А нас можешь научить?

Мы сидели на краю парковки у кафе «Доминик». Под ногами валялись пустые пакетики из-под чипсов. Фи сбегала и купила воды для Марион, а еще кукурузных чипсов, снэков и печенья. Они показались мне страшно вкусными, восхитительными, напичканными искусственным усилителем вкуса сверх всякой меры, так, что язык защипало. Мы изумленно смеялись, набив рот солеными крошками, и вспоминали, как Хорек упал на колени, а потом зарылся лицом в песок.

— Да, — вдруг сказала Марион, и голос ее прозвучал робко, как у стыдливой невесты. — Если хотите, научу. Можем делать это вместе.

Если хотите, сказала она. Да кто ж не хочет научиться внушать страх, иметь силу, ставить ублюдков на колени? Мы хотели этого больше всего на свете.

Глава десятая

Пригород

Сейчас

Я подъехала к дому и увидела брата — он сидел на солнце и сворачивал косяк. Завидев меня, прищурился.

— Твоя губа уже лучше. Но разве тебе можно выходить из дома?

Я бросила велосипед у гаража.

— Подумаешь. Тебе вот все сходит с рук, даже кое-что похуже побега из дома.

Хэнк пожал плечами, словно говоря: ну да, сходит.

— Папа рассказал, что у вас случилось с этим мешком дерьма, твоим парнем. Хочешь, я ему наваляю?

Бывшим парнем. Нет, не хочу.

— В следующий раз просто позвони мне, тупица.
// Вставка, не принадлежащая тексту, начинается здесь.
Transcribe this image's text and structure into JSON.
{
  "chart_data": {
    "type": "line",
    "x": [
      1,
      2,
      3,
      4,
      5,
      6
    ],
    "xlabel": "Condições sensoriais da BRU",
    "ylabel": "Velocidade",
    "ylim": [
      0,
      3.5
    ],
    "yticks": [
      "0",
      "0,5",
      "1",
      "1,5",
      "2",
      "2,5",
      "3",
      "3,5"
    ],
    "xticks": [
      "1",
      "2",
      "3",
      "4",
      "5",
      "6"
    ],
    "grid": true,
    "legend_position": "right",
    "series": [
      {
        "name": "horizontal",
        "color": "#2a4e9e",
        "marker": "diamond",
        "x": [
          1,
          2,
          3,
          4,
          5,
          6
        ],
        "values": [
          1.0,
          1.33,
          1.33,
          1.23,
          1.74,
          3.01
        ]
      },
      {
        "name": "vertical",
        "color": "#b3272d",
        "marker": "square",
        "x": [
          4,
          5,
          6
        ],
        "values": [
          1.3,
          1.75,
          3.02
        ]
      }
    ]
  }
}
Я за тобой приеду.

— Так и сделаю, но ты уж, пожалуйста, возьми трубку. — Я присела рядом. — Ну что, Хэнк…

— Что, Айви?

— Знаю, ты не любишь эти разговоры. Никогда не любил. Но надо поговорить о маме.

Он старательно набивал косяк и не смотрел на меня.

— А может, не надо?

— Я серьезно, — не унималась я. — С ней что-то происходит. Ты в последнее время с ней не говорил?

— Говорил? С мамой? Смешная ты.

У них с мамой были своеобразные отношения, и я старалась в них не лезть. Обычно старалась.

— Слушай. Вчера я видела, как она закапывала что-то во дворе. Я пошла и раскопала.

Он не сразу ответил.

— И что?

— Там была банка с кровью. И осколками зеркала. Кровь, Хэнк! Что это может быть?

— А вчера было полнолуние?

Сердце забилось сильнее.

— Не знаю. Кажется, нет. А что?

— Белая женщина из пригорода, увлекающаяся эзотерикой — что еще она может делать в полнолуние? Небось вычитала в книжке заговор на изобилие.

В его словах была логика, и меня это разозлило. Я достала телефон и показала ему фото мертвого кролика.

— Хорошо, но на днях я нашла вот это перед нашим домом. И я только что ездила в лавку. Она почему-то была закрыла, но я уверена, что там тоже был кролик. Такой же, на полу.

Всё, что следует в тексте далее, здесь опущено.